Arthritis Hand Pain – There Is Relief

For sufferers of arthritis, suffice to say it can be a chronic, crippling disease that has good days and bad days. Nobody deserves to live in pain, and have their quality of life determined by the weather. While arthritis can affect nearly every joint in the body, nothing can quite affect your daily life as much as arthritis hand pain. We rely on our hands for so many things, from writing, opening doors and objects, typing, dressing ourselves and numerous other activities.

The most common form of arthritis is osteoarthritis, also known as degenerative joint disease, and is usually caused by an injury earlier in life, or simply caused by old age. Arthritis most commonly starts to onset over the age of 40, and it affects more women than men. This could be caused by lack of calcium intake by women, or could be based on a number of genetic factors.
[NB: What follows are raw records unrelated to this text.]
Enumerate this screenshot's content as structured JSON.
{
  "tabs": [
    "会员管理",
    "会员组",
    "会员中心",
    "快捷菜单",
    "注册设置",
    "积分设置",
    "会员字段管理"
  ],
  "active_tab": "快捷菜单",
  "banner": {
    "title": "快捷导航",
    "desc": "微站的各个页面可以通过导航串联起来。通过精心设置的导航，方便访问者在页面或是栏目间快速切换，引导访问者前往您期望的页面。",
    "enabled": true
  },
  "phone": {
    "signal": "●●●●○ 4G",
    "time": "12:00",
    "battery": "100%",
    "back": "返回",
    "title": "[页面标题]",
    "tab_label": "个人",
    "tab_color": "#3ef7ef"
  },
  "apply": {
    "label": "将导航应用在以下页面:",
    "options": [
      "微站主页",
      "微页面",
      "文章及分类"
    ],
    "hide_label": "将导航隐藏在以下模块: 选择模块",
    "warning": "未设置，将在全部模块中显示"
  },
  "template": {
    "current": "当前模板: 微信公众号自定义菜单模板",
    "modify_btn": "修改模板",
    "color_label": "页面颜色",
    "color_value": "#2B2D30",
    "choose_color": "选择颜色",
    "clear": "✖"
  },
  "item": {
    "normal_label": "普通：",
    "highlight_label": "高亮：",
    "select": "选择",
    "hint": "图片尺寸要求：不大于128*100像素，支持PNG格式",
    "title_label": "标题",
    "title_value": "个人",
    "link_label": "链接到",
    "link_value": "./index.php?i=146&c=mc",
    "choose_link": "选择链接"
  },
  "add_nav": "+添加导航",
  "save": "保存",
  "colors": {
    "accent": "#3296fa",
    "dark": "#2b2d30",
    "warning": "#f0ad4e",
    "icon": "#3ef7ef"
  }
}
Osteoarthritis or rheumatoid arthritis in the hands

When the cause of the pain is osteoarthritis, rather then rheumatoid arthritis, which is a systemic inflammatory disorder that can also affect the muscles and tendons, you will find that the joint gets worse as the day progresses, or after prolonged use. A morning shower is often enough to relieve the morning stiffness, but once the day is over, rest is often the only relief.

A diagnoses can be made by X-ray, blood tests, and often by visual inspection. In extreme cases, the joints will be so inflamed and disfigured with nodules, that the hand will barely look like a hand. The pain associated with cases like these can be unbearable.

Is it carpal tunnel syndrome or arthritis?

Hand pain can be caused by a number of things, but carpal tunnel syndrome and arthritis seem to be the two more common causes. For arthritis, the pain is often said to feel like a sharp ache or burning sensation. There may be fluid present in the joints, and you may even be able to hear a cracking sound when bending the fingers or thumb.

Cold winter days are no fun for arthritis sufferers

Stiffness in the joints varies from day to day and month to month. The cold, winter is the season where someone would feel more arthritis hand pain than in the summer or spring. The time of day, with morning typically being the worst, and the weather, with rainy, humid days being the worst. Stretching and physical therapy can only go so far, and it often comes to the time where arthroplasty, or more commonly known as joint replacement, is required. Replacement joints are very common for the hip and knee, but not so much for the hand, thumb or fingers.

Many individuals trying to deal with the hand pain caused by the arthritis resort to taking copious amounts of ibuprofen and naprosyn, the two most common over the counter pain relievers. This can have dire consequences, though, as most people feel OTC medicine is safe and that taking more than the recommended dose is no big deal. Not so with anti-inflammatory drugs. They can cause heart problems, gastrointestinal upset, ulcers, internal bleeding and more.

Manage the pain

Dealing with hand pain and arthritis is a lifelong struggle. It is a daily battle managing the pain and trying to find remedies and relief. Each person is different and will need to figure out for themselves what form of pain relief works best.